The Nation established that more than four of the candidates were vetted.

A senior assembly official said the process kicked off at around 10am on Monday.

More of the nominees are set to be vetted on Tuesday.

"Vetting of the chief officers is ongoing. The county assembly has not received any court orders barring the vetting of the chief officers. The exercise is therefore going on," said the official.

Speaker Maina could not be reached for comment, as phone calls and text messages sent to him went unanswered.

In the suit, Mr Oduor, through lawyer Allan Kibet, names Governor Kihika, the Speaker and the County Public Service Board as respondents.

The nominees are also named as interested parties.

“Pending the hearing of this application inter-partes, or such further or other orders of this court, the County Assembly of Nakuru through the third respondent [Speaker] is restrained from considering, approving and or vetting the listed Chief Officers named by the Clerk, to the said County Assembly,” the orders issued on Friday say.

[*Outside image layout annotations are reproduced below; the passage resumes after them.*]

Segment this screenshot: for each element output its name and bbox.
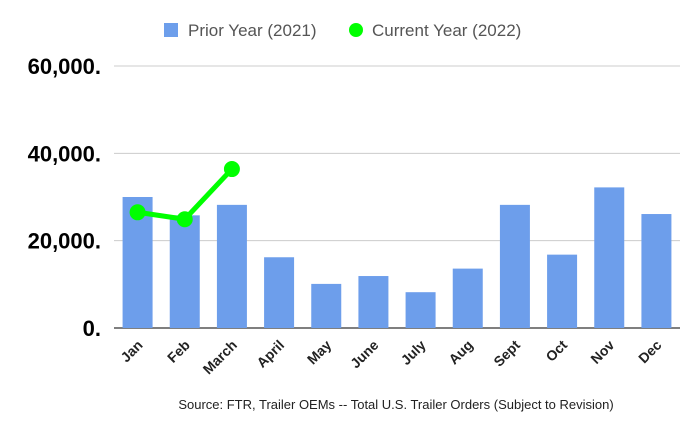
x-tick-label: Nov	[587, 337, 617, 367]
line-point	[129, 204, 146, 221]
x-tick-label: Feb	[164, 337, 193, 366]
line-point	[223, 161, 240, 178]
legend-label-current: Current Year (2022)	[372, 21, 521, 40]
bar	[405, 292, 436, 328]
x-tick-label: June	[347, 337, 382, 372]
bar	[169, 215, 200, 328]
bar	[311, 283, 342, 328]
bar	[264, 257, 295, 328]
x-tick-label: Oct	[542, 337, 570, 365]
y-tick-label: 60,000.	[28, 54, 101, 79]
x-tick-label: July	[398, 337, 429, 368]
x-tick-label: March	[200, 337, 240, 377]
x-tick-label: Sept	[490, 337, 523, 370]
legend-label-prior: Prior Year (2021)	[188, 21, 317, 40]
bar	[547, 254, 578, 328]
x-tick-label: Aug	[445, 337, 476, 368]
bar	[594, 187, 625, 328]
x-tick-label: May	[304, 337, 335, 368]
legend-swatch-prior	[164, 23, 178, 37]
y-tick-label: 20,000.	[28, 229, 101, 254]
legend-swatch-current	[349, 23, 363, 37]
x-tick-label: Dec	[635, 337, 665, 367]
source-note: Source: FTR, Trailer OEMs -- Total U.S. …	[178, 397, 613, 412]
bar	[641, 214, 672, 328]
bar	[216, 204, 247, 328]
bar	[499, 204, 530, 328]
y-tick-label: 40,000.	[28, 141, 101, 166]
bar	[358, 276, 389, 328]
bar	[452, 268, 483, 328]
line-point	[176, 211, 193, 228]
x-tick-label: April	[253, 337, 287, 371]
x-tick-label: Jan	[117, 337, 145, 365]
y-tick-label: 0.	[83, 316, 101, 341]
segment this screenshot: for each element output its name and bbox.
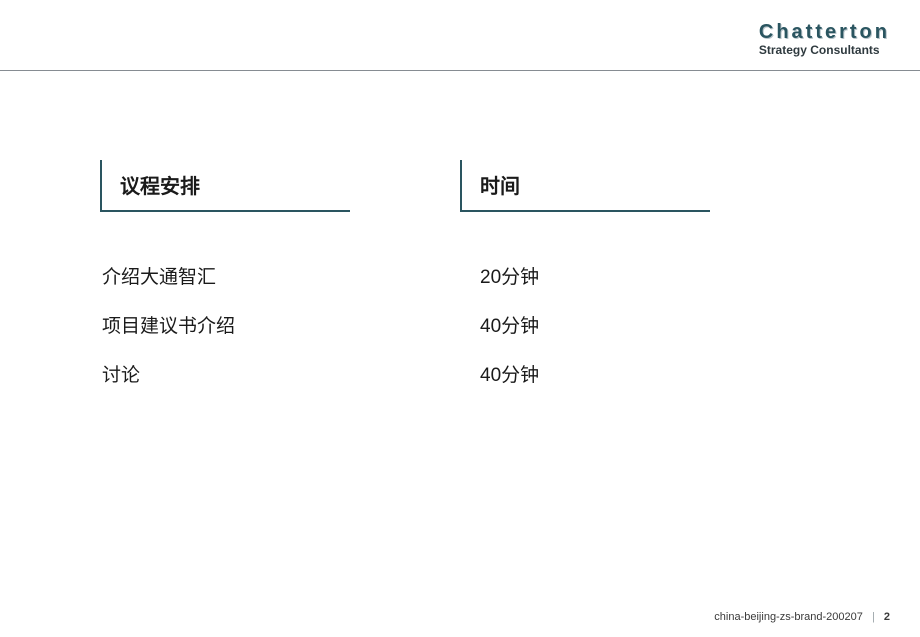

The court also issued orders barring the nominee from taking up office or performing any work that should be performed by holders of the respective offices.

Mr Oduor says the interviewing, recommending and nominating of the candidates exhibited prejudice and injustice.

He accuses the governor, the County Public Service Board and the Speaker of engaging in illegalities, by re-designating some of the chief officers to positions that they did not apply for and were not interviewed for.

Last month, the Employment and Labour Relations Court extended orders barring the assembly from vetting nominees for Governor Kihika’s cabinet.

Justice Hellen Wasilwa, on October 31, ruled that the orders issued on October 19 were to remain in force pending the hearing and determination of a case filed by Nakuru surgeon Benjamin Magare Gikenyi.

Dr Magare accused Governor Kihika of discrimination in what he called skewed appointments that did not reflect the ethnic composition of the cosmopolitan county.

He claims the list is not ethnically balanced as it favours one community at the expense of the other 43 in the county.